The retrospective over at MoMA had a beautiful overview of her work (the [Creepy] Clown Series of Sherman dressed as menacing clowns, her History Portraits of herself posing as subjects from famous classical works of art, the Film Stills, the Centerfolds [a print of the orange one pictured above recently selling at auction for a record photo price of $3.9million], the Vomit, her newer Society Portraits of aging rich & powerful female figures [one at very bottom] et al) but it did feel a little on the stifling side mostly due to the mild crowd encroaching in on the images and the sheer amount of work in the show...and the choice of having those (damn) clowns scattered throughout the exhibit distracting me from enjoying the range of her work too, making a blip in my engagement, a creepy universe slip (which I think could have been a nice effect if the show wasn't stuffed with images...) ! But, I did really love the Metropolitan Museum of Art like installation of the History portraits and the inclusion of her very early cut out work too, a wide ranging career that I am sure was extremely hard to edit...! The show over at Metropictures had a bit more space and air to let the images breathe for themselves and allow you to take in the full effect of what was in front of you as opposed to the sort of un-contemplative space that the crowded museum lent itself to...

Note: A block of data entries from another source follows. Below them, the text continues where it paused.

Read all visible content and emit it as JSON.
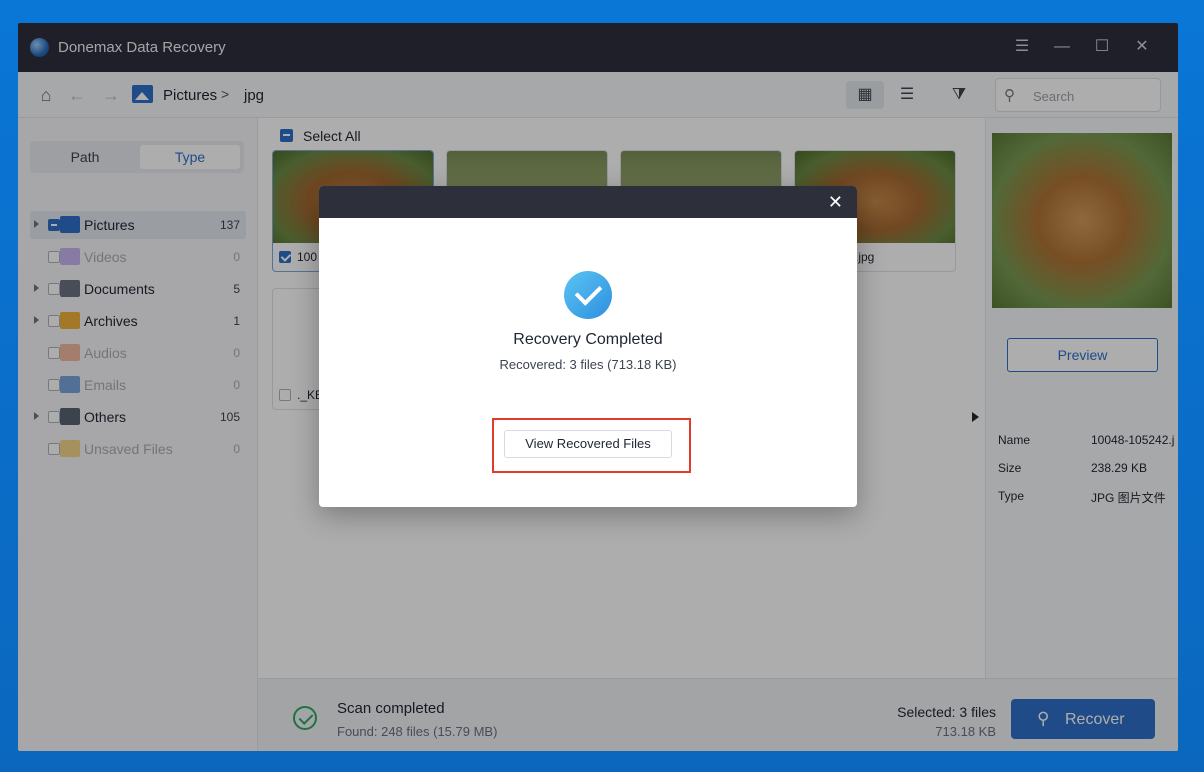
{
  "window": {
    "title": "Donemax Data Recovery",
    "controls": [
      "☰",
      "—",
      "☐",
      "✕"
    ]
  },
  "toolbar": {
    "breadcrumb": [
      "Pictures",
      "jpg"
    ],
    "breadcrumb_sep": ">",
    "search_placeholder": "Search"
  },
  "sidebar": {
    "tabs": [
      "Path",
      "Type"
    ],
    "active_tab": "Type",
    "items": [
      {
        "label": "Pictures",
        "count": "137",
        "icon": "picture-folder-icon",
        "color": "#2f6fc9"
      },
      {
        "label": "Videos",
        "count": "0",
        "icon": "video-folder-icon",
        "color": "#c9b6f0"
      },
      {
        "label": "Documents",
        "count": "5",
        "icon": "document-folder-icon",
        "color": "#6b7280"
      },
      {
        "label": "Archives",
        "count": "1",
        "icon": "archive-folder-icon",
        "color": "#f0b23a"
      },
      {
        "label": "Audios",
        "count": "0",
        "icon": "audio-folder-icon",
        "color": "#f3b9a0"
      },
      {
        "label": "Emails",
        "count": "0",
        "icon": "email-folder-icon",
        "color": "#7aa6dc"
      },
      {
        "label": "Others",
        "count": "105",
        "icon": "others-folder-icon",
        "color": "#5b6372"
      },
      {
        "label": "Unsaved Files",
        "count": "0",
        "icon": "unsaved-folder-icon",
        "color": "#f5d48a"
      }
    ]
  },
  "content": {
    "select_all": "Select All",
    "files": [
      {
        "name": "100",
        "checked": true
      },
      {
        "name": "",
        "checked": false
      },
      {
        "name": "",
        "checked": false
      },
      {
        "name": ".jpg",
        "checked": false
      },
      {
        "name": "._KE",
        "checked": false
      }
    ]
  },
  "preview": {
    "button": "Preview",
    "meta": [
      {
        "k": "Name",
        "v": "10048-105242.j"
      },
      {
        "k": "Size",
        "v": "238.29 KB"
      },
      {
        "k": "Type",
        "v": "JPG 图片文件"
      }
    ]
  },
  "status": {
    "title": "Scan completed",
    "found": "Found: 248 files (15.79 MB)",
    "selected": "Selected: 3 files",
    "selected_size": "713.18 KB",
    "recover": "Recover"
  },
  "dialog": {
    "close": "✕",
    "title": "Recovery Completed",
    "subtitle": "Recovered: 3 files (713.18 KB)",
    "button": "View Recovered Files"
  },
  "colors": {
    "accent": "#2f6fc9",
    "titlebar": "#2d2f3b",
    "success": "#2ea865",
    "highlight": "#e23b2a"
  }
}
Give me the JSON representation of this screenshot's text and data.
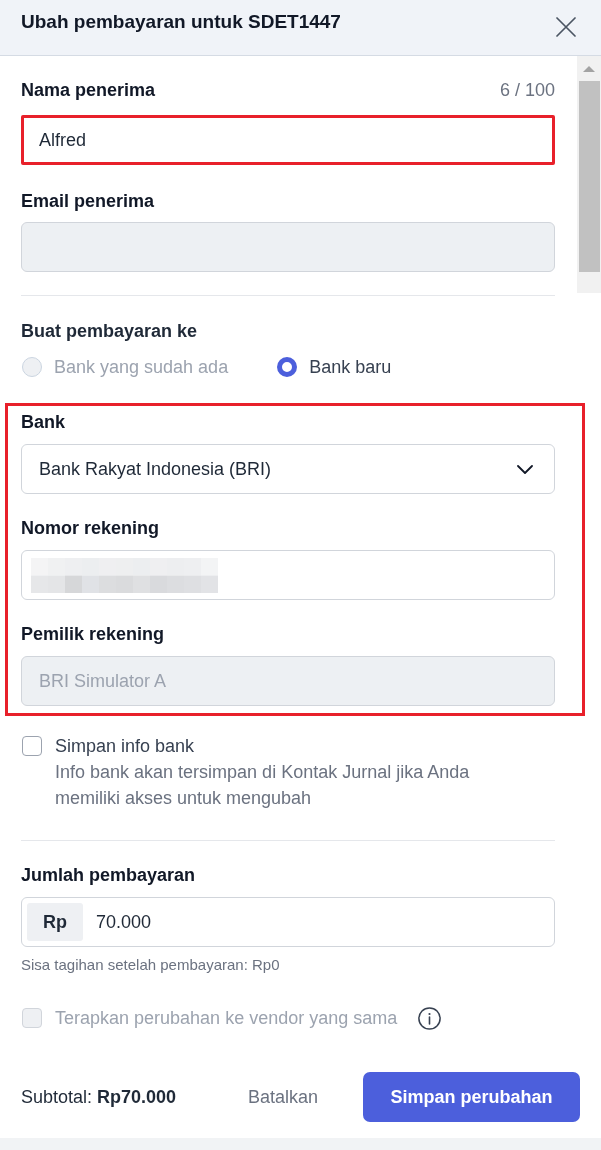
{
  "dialog": {
    "title": "Ubah pembayaran untuk SDET1447"
  },
  "recipient_name": {
    "label": "Nama penerima",
    "counter": "6 / 100",
    "value": "Alfred",
    "highlighted": true
  },
  "recipient_email": {
    "label": "Email penerima",
    "disabled": true
  },
  "payment_target": {
    "label": "Buat pembayaran ke",
    "options": [
      {
        "label": "Bank yang sudah ada",
        "selected": false,
        "disabled": true
      },
      {
        "label": "Bank baru",
        "selected": true,
        "disabled": false
      }
    ]
  },
  "bank_section": {
    "highlighted": true,
    "fields": [
      {
        "kind": "select",
        "label": "Bank",
        "value": "Bank Rakyat Indonesia (BRI)"
      },
      {
        "kind": "redacted",
        "label": "Nomor rekening"
      },
      {
        "kind": "readonly",
        "label": "Pemilik rekening",
        "value": "BRI Simulator A",
        "disabled": true
      }
    ]
  },
  "save_bank_info": {
    "label": "Simpan info bank",
    "description": "Info bank akan tersimpan di Kontak Jurnal jika Anda memiliki akses untuk mengubah",
    "checked": false,
    "disabled": false
  },
  "payment_amount": {
    "label": "Jumlah pembayaran",
    "prefix": "Rp",
    "value": "70.000",
    "hint": "Sisa tagihan setelah pembayaran: Rp0"
  },
  "apply_to_vendor": {
    "label": "Terapkan perubahan ke vendor yang sama",
    "checked": false,
    "disabled": true
  },
  "footer": {
    "subtotal": "Subtotal: **Rp70.000**",
    "buttons": [
      {
        "kind": "text",
        "label": "Batalkan"
      },
      {
        "kind": "primary",
        "label": "Simpan perubahan"
      }
    ]
  }
}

Watch Transformation on PBS. See more from ART:21.
The gallery show was of a new series of the artist clad as women growing older, looming, depressive, not quite fitting right into the process of aging, dressed in odd character, almost pioneer-seeming get ups (photo above video). These women were also positioned in front of various landscapes (think doctors office mountainscape as rendered by an oil painting photoshop brush filter tool) that felt odd and unnatural too, adding to the discomfort of their get ups and presumed states of mind. The characters created for this show seem false in a new way for Sherman, maybe a comment on our own masking of aging, of our constant desire to be young & our ballooning uncomfortableness in our older skins? Either way, these enormous portraits (I have no sense of scale, maybe 12ft x 8ft? No idea!) were huge prints with plenty of breathing-space around them letting you be absorbed by the eerie, voyeuristic feeling that Sherman can create unlike any other...and making me wish the MoMA show had had a few less pictures! Now, the question I ask after every Cindy Sherman show: who (or what?) will she be next?